COVID-19 has claimed the lives of thousands over the past years. Although pathogenic laboratory testing is the established standard, it carries a significant drawback with a notable rate of false negatives. Consequently, there is an urgent need for alternative diagnostic approaches to combat this threat. In response to this pressing need for accurate and parameter-free methods for COVID-19 identification, particularly within lung images, we introduce a novel approach that combines the principles of topological data analysis with the capabilities of machine learning. Our proposed methodology entails the extraction of persistent homology features from lung images, effectively capturing the intrinsic topological properties inherent in the data. These extracted persistent homology features then serve as inputs for various machine learning methods employed for classification purposes. Our primary objective is to achieve exceptional accuracy in the detection of COVID-19 all while showcasing the effectiveness of these topological features. The experimental results demonstrate that the Random Forest Classifier and the Support Vector Machine models outperform the rest, showcasing their effectiveness in classifying CT scan lung images with remarkable precision-an accuracy rate of 97.5% for the Random Forest model and an AUC score that surpasses 0.99 for the SVM. Results of the model on the same data after exclusion of the topological features and on other data with application of the same model with topological features showed the efficiency of these features in the classification task.

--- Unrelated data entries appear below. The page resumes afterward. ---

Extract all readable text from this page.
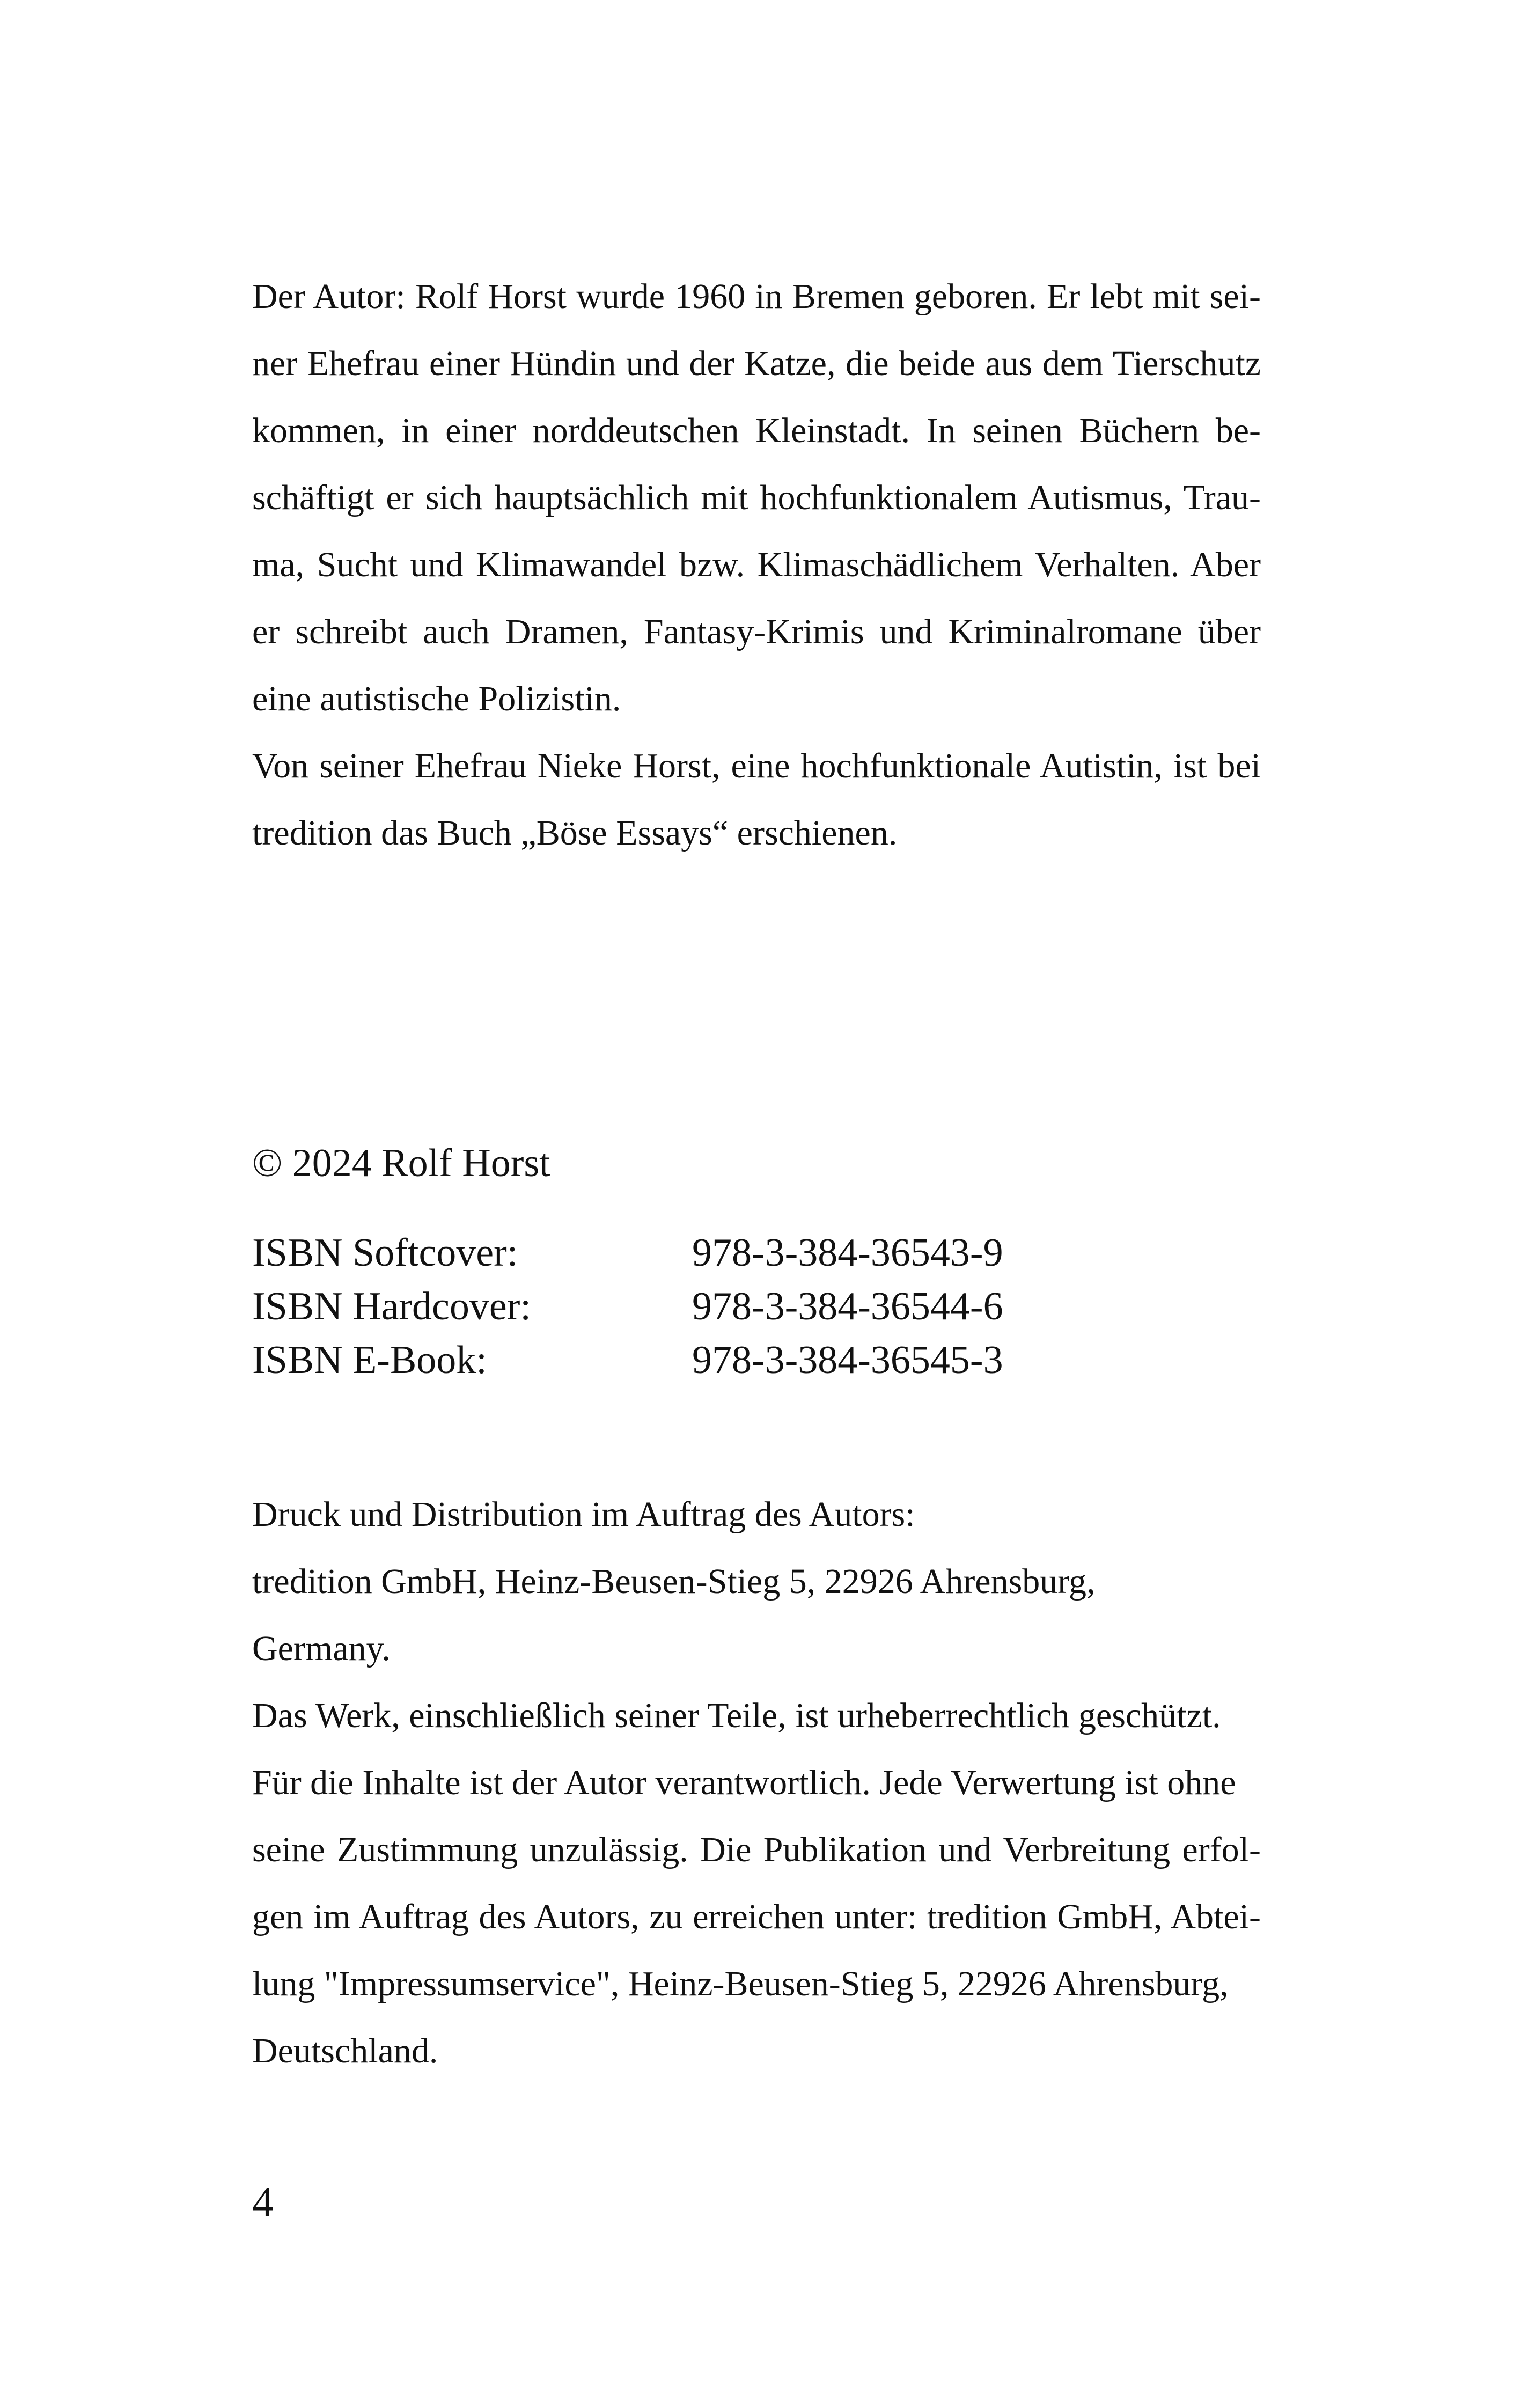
Der Autor: Rolf Horst wurde 1960 in Bremen geboren. Er lebt mit sei-
ner Ehefrau einer Hündin und der Katze, die beide aus dem Tierschutz
kommen, in einer norddeutschen Kleinstadt. In seinen Büchern be-
schäftigt er sich hauptsächlich mit hochfunktionalem Autismus, Trau-
ma, Sucht und Klimawandel bzw. Klimaschädlichem Verhalten. Aber
er schreibt auch Dramen, Fantasy-Krimis und Kriminalromane über
eine autistische Polizistin.
Von seiner Ehefrau Nieke Horst, eine hochfunktionale Autistin, ist bei
tredition das Buch „Böse Essays“ erschienen.
© 2024 Rolf Horst
ISBN Softcover:	978-3-384-36543-9
ISBN Hardcover:	978-3-384-36544-6
ISBN E-Book:	978-3-384-36545-3
Druck und Distribution im Auftrag des Autors:
tredition GmbH, Heinz-Beusen-Stieg 5, 22926 Ahrensburg,
Germany.
Das Werk, einschließlich seiner Teile, ist urheberrechtlich geschützt.
Für die Inhalte ist der Autor verantwortlich. Jede Verwertung ist ohne
seine Zustimmung unzulässig. Die Publikation und Verbreitung erfol-
gen im Auftrag des Autors, zu erreichen unter: tredition GmbH, Abtei-
lung "Impressumservice", Heinz-Beusen-Stieg 5, 22926 Ahrensburg,
Deutschland.
4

在过去几年里,新冠病毒已夺走数千人的生命。尽管病原体实验室检测是既定标准,但它存在一个重大缺陷,即假阴性率显著。因此,迫切需要替代诊断方法来应对这一威胁。为了满足对新冠病毒识别的准确且无参数方法的迫切需求,特别是在肺部图像方面,我们引入了一种将拓扑数据分析原理与机器学习能力相结合的新方法。我们提出的方法需要从肺部图像中提取持久同调特征,有效地捕捉数据中固有的内在拓扑特性。然后,这些提取的持久同调特征作为用于分类目的的各种机器学习方法的输入。我们的主要目标是在检测新冠病毒方面实现卓越的准确性,同时展示这些拓扑特征的有效性。实验结果表明,随机森林分类器和支持向量机模型的表现优于其他模型,展示了它们在以显著精度对CT扫描肺部图像进行分类方面的有效性——随机森林模型的准确率为97.5%,支持向量机的AUC分数超过0.99。在排除拓扑特征后,该模型对相同数据的结果以及在应用相同拓扑特征模型的其他数据上的结果表明了这些特征在分类任务中的有效性。